Far be it from me to remind them that Maimonides and other sages have said that even the possibility of bodily harm overrides almost any mitzvah. And that the purpose of the mitzvot is chai va-hem, to live through them. And that Torah says “choose life.”

Ultra-Orthodox Jews pray at the Western Wall in Jerusalem on March 15, 2020. Israel imposed sweeping travel and quarantine measures more than a week before, but coronavirus cases continue to rise. (AP Photo/Mahmoud Illean)

Let us note, therefore, that as of today, 44 rabbis in the diaspora have died of coronavirus — and of them, only one has been non-Orthodox — my colleague Rabbi Neil Kraft of London, who died just weeks before he was to have retired.

Forty-four rabbis. Forty-four teachers of Torah and leaders of communities. Let that sink in.

And yet, there have been many cases of genuine piety — smart, compassionate, resilient Torah. Rabbi Chaim Kanievsky, a leader of that ultra-Orthodox community in Israel, finally issued a clear ruling that the community must obey government leaders in stopping the virus. In other places, Orthodox and other traditional leaders are issuing directives, allowing the use of technology for prayer and minyanim.


Case #2: Liberty University in Lynchburg, Virginia — the evangelical Christian educational institution created by Jerry Falwell and now led by his son, Jerry Falwell Jr. — prematurely reopened, allowing students to return to campus.

And, yes — some of the returning students are sick with COVID-19.

This March 30, 2020, booking photo provided by the Hernando County Jail shows Rodney Howard-Browne, pastor of The River Church. Florida officials arrested the pastor of the megachurch after detectives say he held two Sunday services with hundreds of people and violated a safer-at-home order. Photo courtesy of Hernando County Jail

Then, of course, there is the Florida pastor who believed that his megachurch was the most sterile place in the United States. The police arrested him for arrogantly and dangerously continuing to hold services in the midst of the coronavirus crisis.

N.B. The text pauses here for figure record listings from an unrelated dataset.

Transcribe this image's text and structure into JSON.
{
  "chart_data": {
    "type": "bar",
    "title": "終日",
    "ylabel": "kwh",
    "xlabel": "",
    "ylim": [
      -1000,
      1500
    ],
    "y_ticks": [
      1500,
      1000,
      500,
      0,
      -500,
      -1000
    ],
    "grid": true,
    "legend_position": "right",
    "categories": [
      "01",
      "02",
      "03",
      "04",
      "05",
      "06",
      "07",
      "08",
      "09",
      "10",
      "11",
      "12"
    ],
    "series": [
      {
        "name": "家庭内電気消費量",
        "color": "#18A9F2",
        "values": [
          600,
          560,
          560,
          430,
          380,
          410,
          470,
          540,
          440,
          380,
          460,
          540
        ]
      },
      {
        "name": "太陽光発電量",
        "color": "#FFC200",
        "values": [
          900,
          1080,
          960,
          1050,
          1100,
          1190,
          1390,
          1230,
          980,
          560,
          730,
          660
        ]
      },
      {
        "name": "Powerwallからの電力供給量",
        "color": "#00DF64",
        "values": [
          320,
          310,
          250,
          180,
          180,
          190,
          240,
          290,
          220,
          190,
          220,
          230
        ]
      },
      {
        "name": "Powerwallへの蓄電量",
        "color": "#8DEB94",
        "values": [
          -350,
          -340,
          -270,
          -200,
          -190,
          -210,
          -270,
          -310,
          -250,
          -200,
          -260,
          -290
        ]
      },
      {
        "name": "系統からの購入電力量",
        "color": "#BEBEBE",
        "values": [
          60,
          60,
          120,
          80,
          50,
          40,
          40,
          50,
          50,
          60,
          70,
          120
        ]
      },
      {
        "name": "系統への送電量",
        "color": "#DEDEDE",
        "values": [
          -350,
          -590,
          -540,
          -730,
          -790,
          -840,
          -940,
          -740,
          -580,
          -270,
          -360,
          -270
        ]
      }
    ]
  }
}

Why do we have these evangelicals who are behaving so atrociously?

For the same reason as the Haredim — a rejection of science and modernity, and a misplaced hypothesis that their faith will protect them and kill all the sinners.

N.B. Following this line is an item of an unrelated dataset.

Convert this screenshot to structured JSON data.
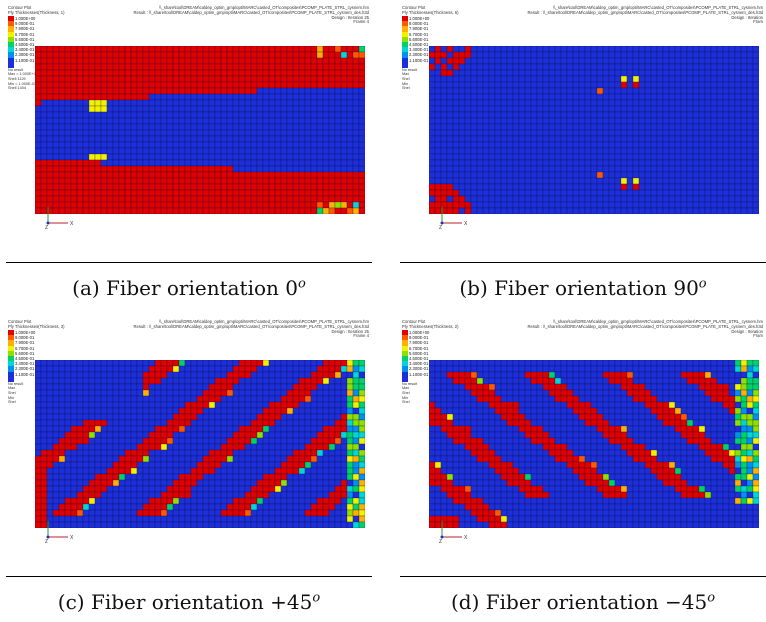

Case #3: Rick Wiles, a Florida pastor and founder of TruNews, said that the spread of coronavirus in Jewish communities is because of the Jewish rejection of Jesus. He had previously suggested that the impeachment proceedings against President Donald Trump were the result of a “Jew coup.”

I cannot publish my opinion of this man. If you are looking for a textbook definition and demonstration of Jew-hatred, it does not get any more pernicious than this.


But I will say this.

He is living proof that the Middle Ages is hardly ancient history. Rather, it is a perpetual state of mind, which always beckons us and tempts us — especially in the middle of a plague, which is already as medieval as it gets.

And where are the Christian leaders who should be denouncing this man’s hateful screed?

But, finally, there is good news.

Take my colleague and friend, Rabbi Daniel Nevins, the dean of the rabbinical school at the Jewish Theological Seminary.

Nevins became infected with COVID-19 and (thank God) recovered.

In fact, he experienced the virus as a mild cold. May all those who are afflicted have the identical experience.

He turned that experience into an opportunity for healing.

To quote the Forward:

Nevins was tested for the coronavirus on March 12 and a week later got back a positive result. A week after that, he was tested again. Friday morning, he got the result: All clear.

Within hours, Nevins was hooked up to a machine at Mount Sinai Hospital in New York to donate blood plasma. In the race to develop effective treatments for the disease, researchers are investigating whether antibodies from the blood of people who have successfully fought off the disease may provide treatment for people … with more serious symptoms.

That’s genuine piety.

I continue to pray that God will watch over us, and protect us, and heal us.

But God cannot do this alone. God is not even the main actor in this unfolding drama.

We are those actors. We are those moral agents.

Let us start to realize that, while there is still time to do so.